Red Quinoa has been known for ages to provide essential nutrients without having to sacrifice delicious everyday eating.
Incorporating quinoa in your daily diet is not only good for your digestive health but for your cardiovascular health as well.
Types of Red Quinoa
When looking for Red Quinoa in your grocery store or local health food shop, there are mainly two types that you will find- Organic Red Quinoa and Inca Red Quinoa.
We always hear the word “Organic” nowadays but what does it really mean? To make it simple, organic food is produced by farmers who avoid the use of bio-persistent, non-selective chemical pesticides, fungicides and fertilizers. In other words, these farmers try their very best to keep things as natural as possible which means they use all-natural pesticides and fertilizers. Numerous farmers and groups believe in the use of renewable resources and the preservation of soil and water to help enhance environmental quality for the generations to come.
The Inca Red Quinoa does not really differ from its organic counterpart in taste or appearance. It also contains almost the same amount of nutrients and amino acids. The way they are produced and cultivated is the main disparity so to speak. They are about the same price. A lot of people prefer the organic version though.
Red Quinoa Nutrition Facts
One notable thing about Red Quinoa is its high quality protein content. For vegetarians, this is indeed a great source of protein. If you get tired of beans and soy products, quinoa is definitely heaven-sent! Did you know that its protein percentage is about 12 to 18 percent? No wonder it is regarded as one of the superfoods. It has high amounts of essential amino acids, iron, magnesium, manganese, phosphorous and other minerals. Now that’s a mouthful! Quinoa is a commonly used cereal base for people who are allergic to gluten.
For weight watchers, I’m pretty sure you are concerned about the calories found in Red Quinoa. Well it really depends on how you prepare and serve it. Of course you are not just going to put fatty beef strips to go along with it or dump a gallop of butter to your quinoa bowl for breakfast. The calorie content in dry, uncooked red quinoa is anywhere between 159 and 164 calories per serving. That’s just amazing to me! You get to satisfy yourself (I hate starving when I am on a diet!) plus you get all the nutrients and health benefits that the “Gold of the Incas” has to offer.
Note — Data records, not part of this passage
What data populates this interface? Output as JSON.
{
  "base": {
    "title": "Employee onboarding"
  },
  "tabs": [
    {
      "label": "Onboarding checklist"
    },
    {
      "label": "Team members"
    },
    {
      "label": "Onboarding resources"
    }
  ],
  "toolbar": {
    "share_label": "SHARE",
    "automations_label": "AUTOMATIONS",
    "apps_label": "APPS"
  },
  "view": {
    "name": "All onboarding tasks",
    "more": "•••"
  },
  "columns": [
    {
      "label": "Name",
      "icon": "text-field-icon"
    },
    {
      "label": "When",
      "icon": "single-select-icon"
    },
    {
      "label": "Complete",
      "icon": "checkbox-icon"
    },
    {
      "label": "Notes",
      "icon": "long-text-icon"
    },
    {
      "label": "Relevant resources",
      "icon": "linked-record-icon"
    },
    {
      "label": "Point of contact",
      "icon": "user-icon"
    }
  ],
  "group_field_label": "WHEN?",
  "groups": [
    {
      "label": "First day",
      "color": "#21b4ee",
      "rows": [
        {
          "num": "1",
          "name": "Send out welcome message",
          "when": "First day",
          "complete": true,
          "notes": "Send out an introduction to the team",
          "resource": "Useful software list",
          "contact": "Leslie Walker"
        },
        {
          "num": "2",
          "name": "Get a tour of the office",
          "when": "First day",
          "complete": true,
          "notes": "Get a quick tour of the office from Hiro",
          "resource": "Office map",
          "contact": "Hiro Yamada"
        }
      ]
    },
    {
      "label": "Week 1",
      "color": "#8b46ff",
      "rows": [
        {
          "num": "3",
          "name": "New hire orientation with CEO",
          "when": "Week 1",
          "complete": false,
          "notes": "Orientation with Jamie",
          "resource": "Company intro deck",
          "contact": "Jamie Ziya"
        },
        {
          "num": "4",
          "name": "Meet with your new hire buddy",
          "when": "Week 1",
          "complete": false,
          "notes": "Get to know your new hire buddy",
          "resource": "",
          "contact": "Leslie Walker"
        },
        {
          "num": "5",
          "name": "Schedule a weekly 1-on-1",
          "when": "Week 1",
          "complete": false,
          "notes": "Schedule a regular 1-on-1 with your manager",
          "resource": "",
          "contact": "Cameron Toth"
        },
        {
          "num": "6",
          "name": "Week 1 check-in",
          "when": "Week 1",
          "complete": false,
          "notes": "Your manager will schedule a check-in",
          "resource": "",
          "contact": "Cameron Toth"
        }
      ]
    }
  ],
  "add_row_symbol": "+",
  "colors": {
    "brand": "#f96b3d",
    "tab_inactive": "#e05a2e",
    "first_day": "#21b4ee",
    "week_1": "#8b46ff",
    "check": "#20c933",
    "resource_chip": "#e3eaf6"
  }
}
Red quinoa doesn’t really taste different from white or regular quinoa except that it tastes a bit earthier. When cooked, dark red quinoa turns to medium brown in color. There are plenty of recipes that you can find online and no they are not only intended for breakfast. This superfood is so versatile that you can serve it for lunch and supper as well. Make some salads or mix it with meat or greens, the possibility is endless. It’s totally up to you!
Red Quinoa Recipes
Here are some simple Red Quinoa Recipes:
Curried Quinoa Salad with Fresh Mango
1 1/2 cups chicken stock
3/4 cup red quinoa
1 1/2 teaspoons curry powder
1/4 teaspoon garlic powder
1/2 teaspoon salt
1/4 teaspoon black pepper
1 mango – peeled, seeded and diced
3 green onions, chopped
Bring chicken stock, red quinoa, curry powder, garlic powder, salt, and pepper to a boil in a saucepan over high heat. Adjust the heat to medium-low and then cover and simmer until the quinoa is tender. This will take about 15 to 20 minutes. Once done, scrape the quinoa into a shallow dish and allow it to cool. Stir in the fresh mango and green onions. You can serve this salad cold or at room temperature.
Easy Quinoa Pilaf
2 Tbsp. olive oil
1 medium onion, finely chopped
3 cloves garlic, minced
1 cup finely-diced carrots
1 medium red pepper, chopped
2 cups red quinoa, rinsed thoroughly through a fine sieve
4 cups vegetable broth
1 cup frozen peas, thawed
Salt and pepper to taste
Heat olive oil in a large skillet over medium-high heat. Add onion and cook until translucent for about 3 minutes. Add garlic, carrots and red pepper, cooking until tender, about 5 minutes. Add red quinoa and broth. Bring to a boil over high heat. Reduce heat to medium-low once it starts boiling. Simmer (covered) for 20 minutes or until water is absorbed. Stir in frozen peas and add salt and pepper according to taste.